No nos quedemos solo en el partido de ayer ante todo un número 1 del mundo como Jannik Sinner, a quien, por cierto, exigió lo suyo, sino que valoremos globalmentge su paso por la Caja Mágica, con victorias tan brillantes como las logradas ante Alex de Miñaur y Joao Fonseca e incluso en partidos trampa como el que solventó ante el checo Kopriva. Estamos ante un buen competidor, de alta capacidad técnica, eficaz tanto de derecha, donde golpea con mucha rosca, como de revés, que saca y resta bien, es rápido y va siempre a por los puntos.
Con todos esos ingredientes, ha dado un salto sideral en estas últimas semanas y tendrá que acostumbrarse a tener muchos ojos encima de él. ¿Qué buen aficionado al tenis no va a estar pendiente de la evolución de Rafa Jódar?
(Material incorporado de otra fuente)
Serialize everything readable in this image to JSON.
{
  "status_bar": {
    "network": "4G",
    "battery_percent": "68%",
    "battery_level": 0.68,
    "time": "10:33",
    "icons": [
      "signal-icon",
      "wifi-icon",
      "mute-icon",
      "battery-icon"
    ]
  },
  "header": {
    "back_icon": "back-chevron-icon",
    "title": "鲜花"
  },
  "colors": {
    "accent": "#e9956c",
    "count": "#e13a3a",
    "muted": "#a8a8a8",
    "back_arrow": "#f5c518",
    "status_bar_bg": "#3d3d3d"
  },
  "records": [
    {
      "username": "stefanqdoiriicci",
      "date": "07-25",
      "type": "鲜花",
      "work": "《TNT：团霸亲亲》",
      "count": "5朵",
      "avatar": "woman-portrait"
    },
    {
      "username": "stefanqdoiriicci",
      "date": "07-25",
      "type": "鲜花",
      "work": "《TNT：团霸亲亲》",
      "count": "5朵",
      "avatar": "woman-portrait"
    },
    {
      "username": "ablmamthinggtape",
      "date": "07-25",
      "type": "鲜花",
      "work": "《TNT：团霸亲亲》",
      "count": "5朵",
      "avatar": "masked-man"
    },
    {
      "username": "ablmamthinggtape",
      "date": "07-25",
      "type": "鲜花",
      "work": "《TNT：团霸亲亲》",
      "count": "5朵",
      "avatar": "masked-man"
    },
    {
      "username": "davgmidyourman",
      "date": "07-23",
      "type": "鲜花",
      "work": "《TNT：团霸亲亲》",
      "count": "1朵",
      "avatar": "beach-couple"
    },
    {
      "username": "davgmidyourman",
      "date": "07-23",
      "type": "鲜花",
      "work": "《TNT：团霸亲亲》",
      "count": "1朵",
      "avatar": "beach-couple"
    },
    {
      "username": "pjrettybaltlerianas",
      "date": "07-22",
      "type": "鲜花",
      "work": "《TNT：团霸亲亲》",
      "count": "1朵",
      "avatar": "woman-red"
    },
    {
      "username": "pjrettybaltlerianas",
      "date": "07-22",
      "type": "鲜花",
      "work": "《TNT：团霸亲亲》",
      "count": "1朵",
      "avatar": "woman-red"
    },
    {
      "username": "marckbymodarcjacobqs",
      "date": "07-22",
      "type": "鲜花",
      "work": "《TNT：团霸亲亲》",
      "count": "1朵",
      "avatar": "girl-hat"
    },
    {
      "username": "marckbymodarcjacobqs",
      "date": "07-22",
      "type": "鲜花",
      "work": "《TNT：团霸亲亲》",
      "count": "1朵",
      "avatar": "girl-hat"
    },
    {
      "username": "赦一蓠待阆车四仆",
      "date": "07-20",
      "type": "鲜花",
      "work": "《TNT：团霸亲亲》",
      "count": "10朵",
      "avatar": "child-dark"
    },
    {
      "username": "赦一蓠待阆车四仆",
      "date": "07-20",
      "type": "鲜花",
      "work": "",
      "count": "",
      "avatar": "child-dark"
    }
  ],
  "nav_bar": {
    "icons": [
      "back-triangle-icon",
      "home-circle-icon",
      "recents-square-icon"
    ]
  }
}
Ahora le toca procesar, digerir, pensar y analizar, acostumbrarse a soportar los focos, a mantener la adecuada distancia con respecto a ellos. Estoy segura de que este chico tímido, con los pies en el suelo, rodeado de su familia y de un buen equipo, va a sa ber metabolizar la nueva situación. Así se desprende de su discurso sinceramente humilde, de las ganas de aprender y de su actitud en la cancha.
De momento ha demostrado que sabe manejar las expectativas y estar a la altura ante un todo un número 1 del mundo y poseedor de cuatro títulos del Grand Slam, a quien llegó a comprometer en distintos momentos del partido, aunque no pudiera rentabilizar sus oportunidades.
De estas derrotas también se sacan muchas conclusiones. Se ganó el desafío de encontrarse con Sinner al otro lado de la red, de probar la velocidad de su pelota y de ver cómo responde ante las dificultades. Los grandes jugadores te muestran el camino. De momento el italiano está a otro nivel, pero estoy segura de que la nueva estrella del tenis español podrá estrechar las distancias en un futuro no demasiado lejano.